Introduction to a review series on acute lymphoblastic leukemia

Acute lymphoblastic leukemias (ALLs) represent a heterogeneous group of leukemias that affect the lymphoid progenitors of either the B or T lineages. Their prognosis after intensive conventional treatment is extremely variable and depend on the many known oncogenetic subtypes. For example, the very good prognosis of B-lineage ALL in children is based on the preponderance of favorable genetic subgroups in this age group, whereas these subgroups are very rare in older age groups in which many other unfavorable subtypes appear commonly.

This review series includes the following articles:

• Marie Passet, Rathana Kim, and Emmanuelle Clappier, “Genetic subtypes of B-cell acute lymphoblastic leukemia in adults”

• Petri Pölönen, Charles G. Mullighan, and David T. Teachey, “Classification and risk stratification in T-lineage acute lymphoblastic leukemia”

• Talha Badar, Selina M. Luger, and Mark R. Litzow, “Incorporation of immunotherapy into frontline treatment for adults with B-cell precursor acute lymphoblastic leukemia”

• Alexandros Rampotas and Claire Roddie, “The present and future of CAR T-cell therapy for adult B-cell ALL”

The oncogenic landscape of ALL has been broadened considerably by using high-throughput genomic or transcriptomic techniques (whole-genome, whole-exome, or whole-transcriptome sequencing) on diagnostic samples. New subgroups, sometimes frequent, sometimes rare, and more or less correlated with differentiation stages, have been described and compared with clinical data to propose genetic or clinicogenetic prognostic classifications. Functional studies have been able to characterize new oncogenic drivers, which may be potential targets for the development of targeted drugs. In some cases, subtype-founding genomic lesions have made it possible to develop molecular techniques for minimal residual disease monitoring and to compare it with the standard technique based on rearrangements of genes that encode immunoglobulin or T-cell receptor chains. The review by Passet et al, on the one hand, and that by Pölönen et al, on the other hand, provide an overview of currently established ALL subtypes in the B and T lineages, respectively. They address their relevance for risk classification and disease monitoring and underscore their potential to further understand the biology of the disease and guide precision medicine treatment strategies.

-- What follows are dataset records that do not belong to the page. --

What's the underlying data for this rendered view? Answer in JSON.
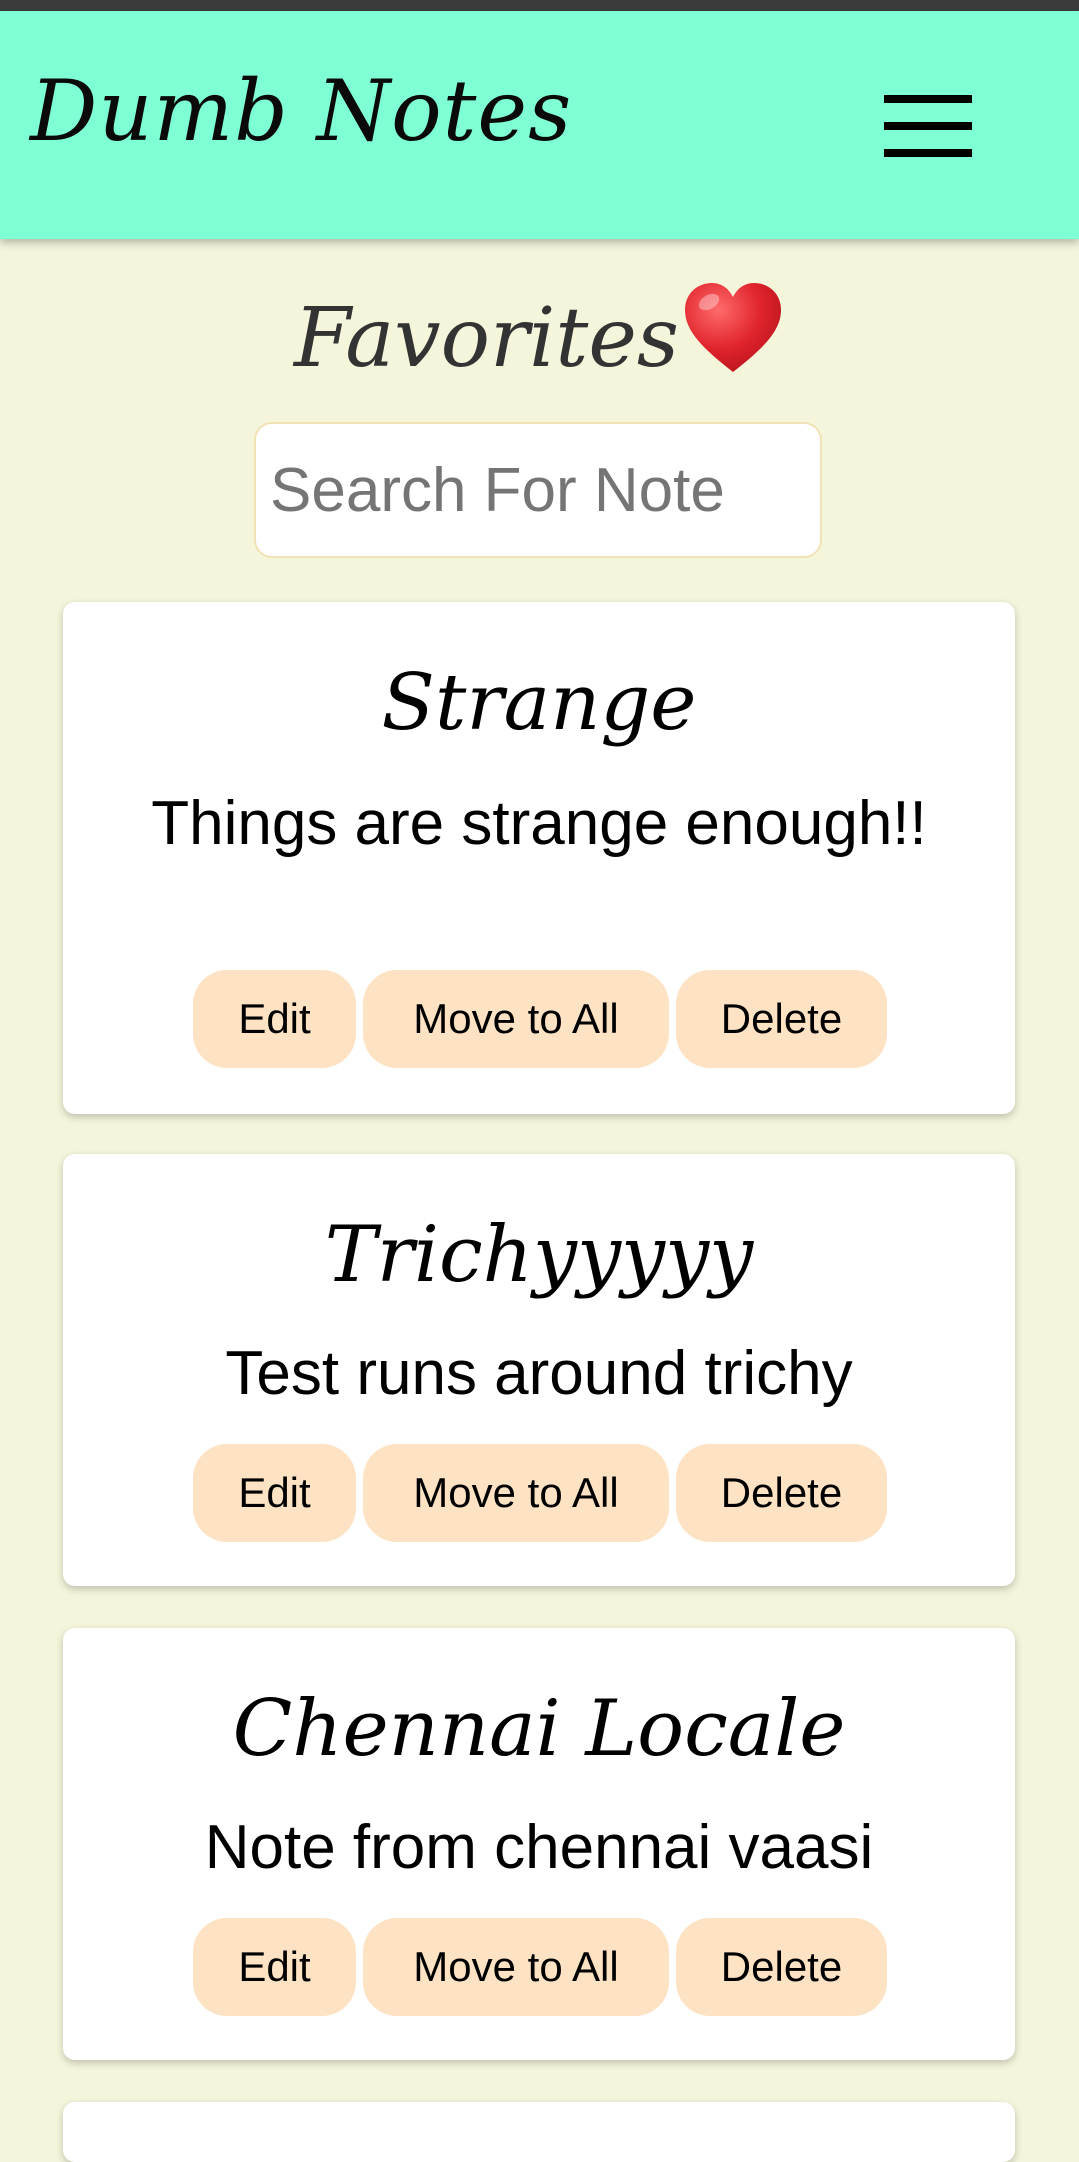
{
  "app": {
    "brand": "Dumb Notes"
  },
  "page": {
    "title": "Favorites"
  },
  "search": {
    "placeholder": "Search For Note",
    "value": ""
  },
  "buttons": {
    "edit": "Edit",
    "move": "Move to All",
    "delete": "Delete"
  },
  "notes": [
    {
      "title": "Strange",
      "body": "Things are strange enough!!"
    },
    {
      "title": "Trichyyyyy",
      "body": "Test runs around trichy"
    },
    {
      "title": "Chennai Locale",
      "body": "Note from chennai vaasi"
    }
  ],
  "colors": {
    "navbar": "#7fffd4",
    "background": "#f5f5dc",
    "card": "#ffffff",
    "button": "#fde2c3",
    "heart": "#e0242c"
  }
}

Although seemingly unrelated to this comprehensive description of the oncogenic landscape of ALL at first glance, another major advance in the field has been the successful development of new immunotherapy approaches. To date, patients with B-cell precursor ALL have mainly benefited from antibody-based immunotherapies that target surface differentiation molecules, such as CD20, CD19, or CD22, which have proven to be excellent therapeutic targets. It is important to note that immunotherapies active in leukemia are somewhat different from those developed primarily for solid tumors. In fact, likely because of the differences in immunogenicity and microenvironment, ALL has not been the ideal ground for the development of immune checkpoint inhibitors. To achieve an effective immunologic effect in ALL, we rather need to use more sophisticated products capable of forcing immune effectors to act in contact with leukemic cells, like the CD19/CD3 bispecific T-cell engager blinatumomab or chimeric antigen receptor (CAR) T cells. In a more classical way, this proximity is also the basis for the mechanism of action of antibody-drug conjugates like the CD22-targeting inotuzumab ozogamicin. The review by Badar et al discusses how these new therapies progressively moved from the relapsed/refractory field in which they were initially developed to the front line, treatment-naïve field in which they seem to be highly effective. The review by Rampotas and Roddie discusses the current indications, modalities, and toxicity of CAR T-cell therapy and the potential future developments of this fascinating new therapeutic concept in ALL.

We warmly thank all the authors for these reviews and hope that these articles will provide interested readers with a comprehensive and up-to-date understanding of some of the major current scientific and clinical issues concerning ALL and inspire them to continue their efforts to better understand and harness the complexity of these diseases.